© JUNGE FREIHEIT Verlag GmbH & Co.  www.jungefreiheit.de    36/02 30. August 2002

 
UMWELT
Lästiger Umweltschutz
Volker Kempf

Joghurtbecher gekauft - mit Bio-Siegel -, Alu-Deckel aufgerissen, Joghurt ausgelöffelt. Doch dann geht die Arbeit erst los: Alu-Deckel ablecken, zur gelben Tonne schreiten und reinschmeißen. Dann den Becher, bestehend aus Plastik und einer Pappummantelung, auseinanderdröseln. Den Becher soll man nicht auswaschen (der Umwelt zuliebe); aber so mit den Restposten von Joghurt drin kann das Recycling auch nichts werden. Also trotzdem zumindest das Gröbste ausgespült und ab in die gelbe Tonne damit. Bleibt die Pappummantelung. Diese gehört in den Altpapierkarton, der schon langsam überquillt und die in sich gekrümmten Pappummantelungsschnipsel zur Plage werden läßt, weil die so leicht wieder aus dem überfüllten Karton schnäppern - anders als Zeitungen, die bleiben wenigstens so liegen, wie man sie hingelegt hat. Also den Schnipsel wieder genervt aufgehoben und nochmals auf den Altpapierberg gestapelt, wo er noch immer herumliegt, aber die später über ihn gestapelten Zeitungen vorzeitig ins Wanken bringt.

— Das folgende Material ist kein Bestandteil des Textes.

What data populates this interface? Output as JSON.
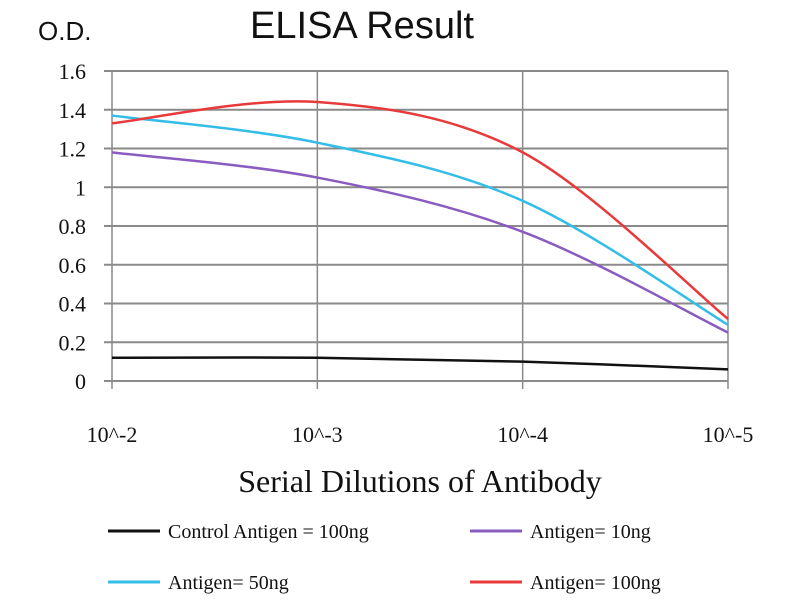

Das nächste Mal landete dann ein Joghurtbecher ohne Bio-Siegel im Einkaufswagen. Doch auch hier das gleiche Brimborium. Zum Verzweifeln. Fast kommt es einem vor, das Gedrösel soll eine Ersatzhandlung für das Versagen der Umweltpolitik sein, da es dem ruhigzustellenden Volk das Gefühl geben könnte, etwas für die Umwelt geleistet zu haben. Aber das ist Gefühlssache, weil man eigentlich zum Angestellten der Verpackungs- und Müllindustrie wird, die die Sortierarbeit in die Küchen delegiert. Das ist so lästig wie eine Schnake, die einem beim Einschlafen um die Ohren saust und selbst dem eifrigsten Tierschützer die Hand ausrutschen läßt. Joghurt aus dem Becher mit Pappummantelung? Nein danke!